True, this question was not decisive of the case there under consideration, and may therefore be dictum, but it was nevertheless the declaration of the general, and what seems to be a proper, rule. — 3 Cyc. 50; 3 Am. & Eng. Enc. P. & P. 502-506. Of course, the correction must relate to some clerical misprision or omission in the .record, and must not rest in parol, but upon record or quasi record evidence. Here the deed had been introduced in evidence and was in the file of the papers in thei trial court, and in copying the said deed into the bill of exceptions by a clerical error the township and range was omitted, which omission was not discovered until the bill of exceptions had become a part of the record. The trial court upon proper motion at the succeeding term, with the.record evidence of the original deed, at the time a court paper in the case, corrected this clerical omission so as to make the record speak the truth. This it not only had the authority to *184do, but such course was essential to the administration of justice. It would be a hard and narrow holding that would deprive trial courts of the power to rectify such trivial errors and misprisions when there is undisputed record evidence correcting the same. To hold that the trial court could not rectify this error, and that the appellant must lose his case solely because of the omission from the bill of exceptions of the township and range, when the original deed was on file and did contain it, would but subordinate merit and justice to technicalities, which should not be sanctioned by courts of modern civilization — courts created and. intended for the administration of justice, settling legally, but meritoriously, all controversies involving the life, liberty, property, and happiness of our citizens. The motion to strike the amendment from the bill of exceptions is overruled.
This holding is not in conflict with the case of Briggs v. Tenn. Co., supra, as we did not there hold that a bill of exceptions could not be amended nunc pro tunc by the court at a subsequent term. Nor is it in conflict with the holding of the majority as to amendable defects. The writer did not agree to the holding of the majority, as was the case with two other members of the court, but the majority opinion recognizes the power of the court to make amendments upon proper evidence; they seemed to be of the opinion that the amendment there was based upon parol evidence.
(3-5) The plaintiff proved a complete paper title to the land, which the defendants sought to overcome by a tax deed and subsequent conveyance and adverse possession thereunder.

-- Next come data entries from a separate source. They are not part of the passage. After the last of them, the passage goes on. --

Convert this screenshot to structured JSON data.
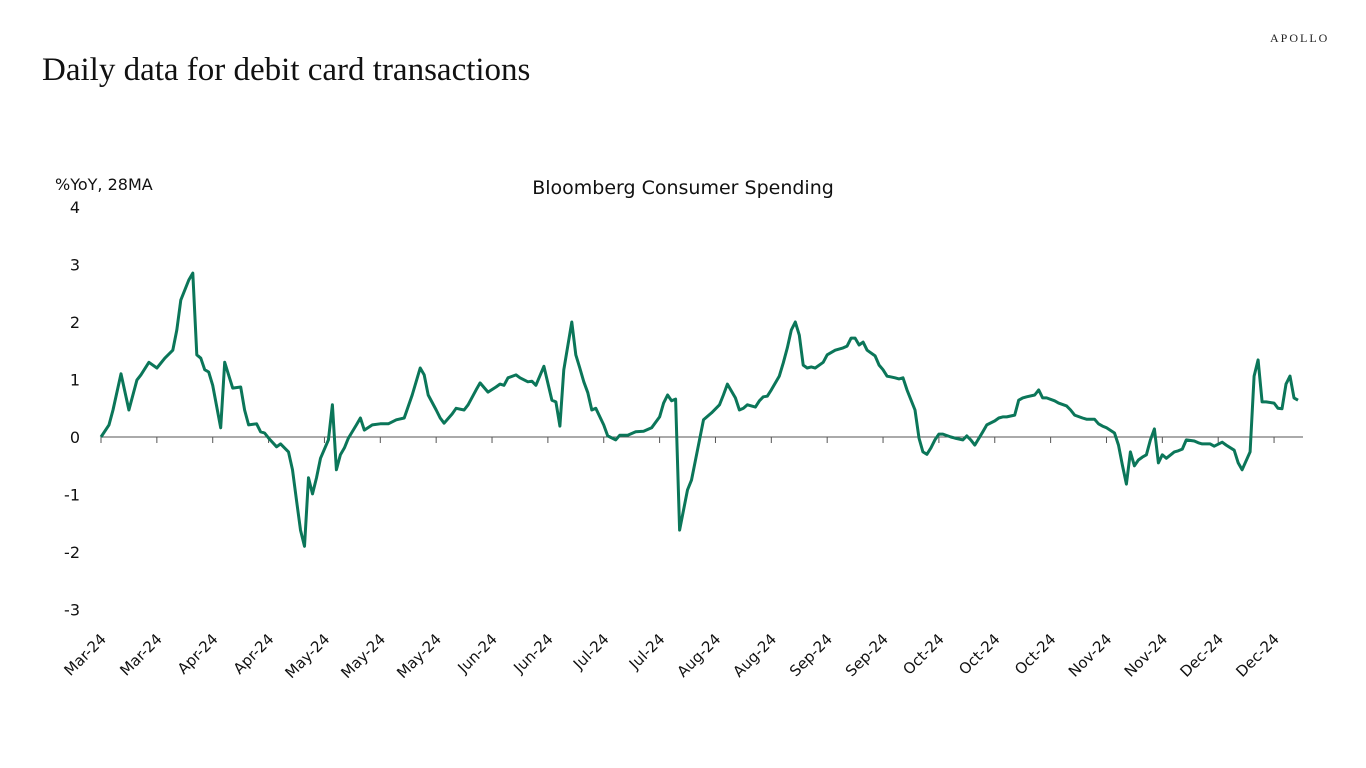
{
  "brand": "APOLLO",
  "title": "Daily data for debit card transactions",
  "chart_data": {
    "type": "line",
    "title": "Bloomberg Consumer Spending",
    "ylabel": "%YoY, 28MA",
    "xlabel": "",
    "ylim": [
      -3,
      4
    ],
    "yticks": [
      4,
      3,
      2,
      1,
      0,
      -1,
      -2,
      -3
    ],
    "xlim_days": [
      0,
      300
    ],
    "xtick_every_days": 14,
    "xtick_labels": [
      "Mar-24",
      "Mar-24",
      "Apr-24",
      "Apr-24",
      "May-24",
      "May-24",
      "May-24",
      "Jun-24",
      "Jun-24",
      "Jul-24",
      "Jul-24",
      "Aug-24",
      "Aug-24",
      "Sep-24",
      "Sep-24",
      "Oct-24",
      "Oct-24",
      "Oct-24",
      "Nov-24",
      "Nov-24",
      "Dec-24",
      "Dec-24"
    ],
    "grid": false,
    "line_color": "#0b7659",
    "series": [
      {
        "name": "Bloomberg Consumer Spending",
        "x_unit": "days since start",
        "points": [
          [
            0,
            0
          ],
          [
            2,
            0.21
          ],
          [
            3,
            0.47
          ],
          [
            5,
            1.1
          ],
          [
            7,
            0.47
          ],
          [
            9,
            0.99
          ],
          [
            10,
            1.08
          ],
          [
            12,
            1.3
          ],
          [
            14,
            1.2
          ],
          [
            16,
            1.37
          ],
          [
            18,
            1.51
          ],
          [
            19,
            1.86
          ],
          [
            20,
            2.38
          ],
          [
            22,
            2.73
          ],
          [
            23,
            2.85
          ],
          [
            24,
            1.43
          ],
          [
            25,
            1.37
          ],
          [
            26,
            1.17
          ],
          [
            27,
            1.13
          ],
          [
            28,
            0.9
          ],
          [
            30,
            0.16
          ],
          [
            31,
            1.3
          ],
          [
            33,
            0.85
          ],
          [
            35,
            0.87
          ],
          [
            36,
            0.47
          ],
          [
            37,
            0.21
          ],
          [
            39,
            0.23
          ],
          [
            40,
            0.09
          ],
          [
            41,
            0.07
          ],
          [
            42,
            -0.02
          ],
          [
            44,
            -0.17
          ],
          [
            45,
            -0.12
          ],
          [
            47,
            -0.26
          ],
          [
            48,
            -0.57
          ],
          [
            49,
            -1.1
          ],
          [
            50,
            -1.62
          ],
          [
            51,
            -1.9
          ],
          [
            52,
            -0.71
          ],
          [
            53,
            -0.99
          ],
          [
            54,
            -0.71
          ],
          [
            55,
            -0.37
          ],
          [
            57,
            -0.05
          ],
          [
            58,
            0.56
          ],
          [
            59,
            -0.57
          ],
          [
            60,
            -0.31
          ],
          [
            61,
            -0.19
          ],
          [
            62,
            -0.02
          ],
          [
            64,
            0.21
          ],
          [
            65,
            0.33
          ],
          [
            66,
            0.12
          ],
          [
            68,
            0.21
          ],
          [
            70,
            0.23
          ],
          [
            72,
            0.23
          ],
          [
            74,
            0.3
          ],
          [
            76,
            0.33
          ],
          [
            78,
            0.73
          ],
          [
            80,
            1.2
          ],
          [
            81,
            1.08
          ],
          [
            82,
            0.73
          ],
          [
            84,
            0.47
          ],
          [
            85,
            0.33
          ],
          [
            86,
            0.24
          ],
          [
            88,
            0.4
          ],
          [
            89,
            0.5
          ],
          [
            91,
            0.47
          ],
          [
            92,
            0.56
          ],
          [
            94,
            0.82
          ],
          [
            95,
            0.94
          ],
          [
            97,
            0.78
          ],
          [
            99,
            0.87
          ],
          [
            100,
            0.92
          ],
          [
            101,
            0.9
          ],
          [
            102,
            1.03
          ],
          [
            104,
            1.08
          ],
          [
            105,
            1.03
          ],
          [
            107,
            0.96
          ],
          [
            108,
            0.97
          ],
          [
            109,
            0.9
          ],
          [
            111,
            1.23
          ],
          [
            113,
            0.64
          ],
          [
            114,
            0.61
          ],
          [
            115,
            0.19
          ],
          [
            116,
            1.17
          ],
          [
            118,
            2.0
          ],
          [
            119,
            1.43
          ],
          [
            120,
            1.2
          ],
          [
            121,
            0.96
          ],
          [
            122,
            0.77
          ],
          [
            123,
            0.47
          ],
          [
            124,
            0.5
          ],
          [
            126,
            0.21
          ],
          [
            127,
            0.02
          ],
          [
            129,
            -0.05
          ],
          [
            130,
            0.03
          ],
          [
            132,
            0.03
          ],
          [
            134,
            0.09
          ],
          [
            136,
            0.1
          ],
          [
            138,
            0.16
          ],
          [
            140,
            0.35
          ],
          [
            141,
            0.59
          ],
          [
            142,
            0.73
          ],
          [
            143,
            0.63
          ],
          [
            144,
            0.66
          ],
          [
            145,
            -1.62
          ],
          [
            147,
            -0.92
          ],
          [
            148,
            -0.75
          ],
          [
            149,
            -0.4
          ],
          [
            150,
            -0.05
          ],
          [
            151,
            0.3
          ],
          [
            153,
            0.42
          ],
          [
            155,
            0.56
          ],
          [
            156,
            0.73
          ],
          [
            157,
            0.92
          ],
          [
            159,
            0.68
          ],
          [
            160,
            0.47
          ],
          [
            161,
            0.5
          ],
          [
            162,
            0.56
          ],
          [
            164,
            0.52
          ],
          [
            165,
            0.63
          ],
          [
            166,
            0.7
          ],
          [
            167,
            0.71
          ],
          [
            168,
            0.82
          ],
          [
            170,
            1.06
          ],
          [
            171,
            1.29
          ],
          [
            172,
            1.55
          ],
          [
            173,
            1.86
          ],
          [
            174,
            2.0
          ],
          [
            175,
            1.77
          ],
          [
            176,
            1.25
          ],
          [
            177,
            1.2
          ],
          [
            178,
            1.22
          ],
          [
            179,
            1.2
          ],
          [
            181,
            1.3
          ],
          [
            182,
            1.43
          ],
          [
            184,
            1.51
          ],
          [
            186,
            1.55
          ],
          [
            187,
            1.58
          ],
          [
            188,
            1.72
          ],
          [
            189,
            1.72
          ],
          [
            190,
            1.6
          ],
          [
            191,
            1.65
          ],
          [
            192,
            1.51
          ],
          [
            194,
            1.41
          ],
          [
            195,
            1.25
          ],
          [
            196,
            1.17
          ],
          [
            197,
            1.06
          ],
          [
            199,
            1.03
          ],
          [
            200,
            1.01
          ],
          [
            201,
            1.03
          ],
          [
            202,
            0.82
          ],
          [
            204,
            0.47
          ],
          [
            205,
            -0.02
          ],
          [
            206,
            -0.26
          ],
          [
            207,
            -0.3
          ],
          [
            208,
            -0.19
          ],
          [
            209,
            -0.05
          ],
          [
            210,
            0.05
          ],
          [
            211,
            0.05
          ],
          [
            213,
            0
          ],
          [
            214,
            -0.02
          ],
          [
            216,
            -0.05
          ],
          [
            217,
            0.02
          ],
          [
            218,
            -0.05
          ],
          [
            219,
            -0.14
          ],
          [
            221,
            0.09
          ],
          [
            222,
            0.21
          ],
          [
            224,
            0.28
          ],
          [
            225,
            0.33
          ],
          [
            226,
            0.35
          ],
          [
            227,
            0.35
          ],
          [
            229,
            0.38
          ],
          [
            230,
            0.64
          ],
          [
            231,
            0.68
          ],
          [
            232,
            0.7
          ],
          [
            234,
            0.73
          ],
          [
            235,
            0.82
          ],
          [
            236,
            0.68
          ],
          [
            237,
            0.68
          ],
          [
            239,
            0.63
          ],
          [
            240,
            0.59
          ],
          [
            242,
            0.54
          ],
          [
            243,
            0.47
          ],
          [
            244,
            0.38
          ],
          [
            246,
            0.33
          ],
          [
            247,
            0.31
          ],
          [
            249,
            0.31
          ],
          [
            250,
            0.23
          ],
          [
            251,
            0.19
          ],
          [
            252,
            0.16
          ],
          [
            254,
            0.07
          ],
          [
            255,
            -0.14
          ],
          [
            256,
            -0.49
          ],
          [
            257,
            -0.82
          ],
          [
            258,
            -0.26
          ],
          [
            259,
            -0.5
          ],
          [
            260,
            -0.4
          ],
          [
            261,
            -0.35
          ],
          [
            262,
            -0.31
          ],
          [
            263,
            -0.05
          ],
          [
            264,
            0.14
          ],
          [
            265,
            -0.45
          ],
          [
            266,
            -0.31
          ],
          [
            267,
            -0.37
          ],
          [
            269,
            -0.26
          ],
          [
            270,
            -0.24
          ],
          [
            271,
            -0.21
          ],
          [
            272,
            -0.05
          ],
          [
            274,
            -0.07
          ],
          [
            275,
            -0.1
          ],
          [
            276,
            -0.12
          ],
          [
            278,
            -0.12
          ],
          [
            279,
            -0.16
          ],
          [
            281,
            -0.09
          ],
          [
            282,
            -0.14
          ],
          [
            284,
            -0.23
          ],
          [
            285,
            -0.45
          ],
          [
            286,
            -0.57
          ],
          [
            288,
            -0.26
          ],
          [
            289,
            1.06
          ],
          [
            290,
            1.34
          ],
          [
            291,
            0.61
          ],
          [
            292,
            0.61
          ],
          [
            294,
            0.59
          ],
          [
            295,
            0.5
          ],
          [
            296,
            0.49
          ],
          [
            297,
            0.92
          ],
          [
            298,
            1.06
          ],
          [
            299,
            0.68
          ],
          [
            300,
            0.64
          ]
        ]
      }
    ]
  }
}
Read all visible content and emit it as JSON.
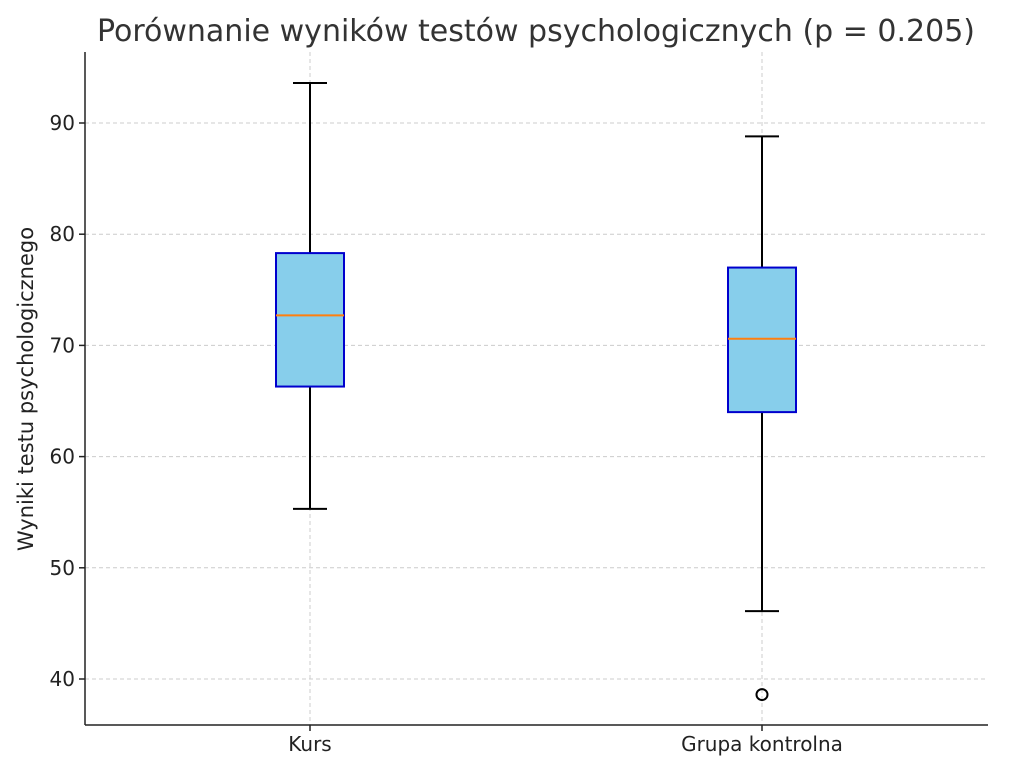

The tax deed from Judge Riley was imperfectly acknowledged, and was not, therefore, validly executed under the terms of section 593 of the Code of 1886, the statute governing same. It did not author*185ize the mere execution of a deed, or one to be acknowledged or attested, but one to be acknowledged. The deed was not therefore sufficient to transmit the title under the tax sale. Nor was it prima facie evidence of the facts recited therein, and is not made so by section 3382 of the Code of 1907, as this last section relates to the transcript in evidence of validly executed conveyances which have been of record for 20 years, though not so acknowledged as to make them self-proving. This statute was not intended to make the registration of an instrument for 20 years a valid.deed which was not a valid deed when made. The trial court in the oral charge properly held that the deed, in and of itself, did not give the title to the land into the grantee therein, but that it was color of title. The evidence was in conflict as to whether or not the defendant and those under whom it held were in adverse possession of the land for 10 years prior to the commencement of the suit, and this issue was properly submitted to the jury: But the trial court, in its oral charge, and by refusing some of the plaintiff’s requested charges, in effect, held that 3 years’ possession under the deed would bar the plaintiffs from recovering, and in this there was reversible error. The limitation prescribed as a bar to action for lands sold for delinquent taxes does not begin to run until the deed to the purchaser by the probate judge is legally executed and recorded. — Flowers v. Jernigan, 116 Ala. 516, 22 South. 853. The deed in question was recorded, but it was not legally executed.
The judgment of the circuit court is reversed, and the cause is remanded.
Reversed and remanded.
Mayfield, Somerville, and Thomas, JJ., concur.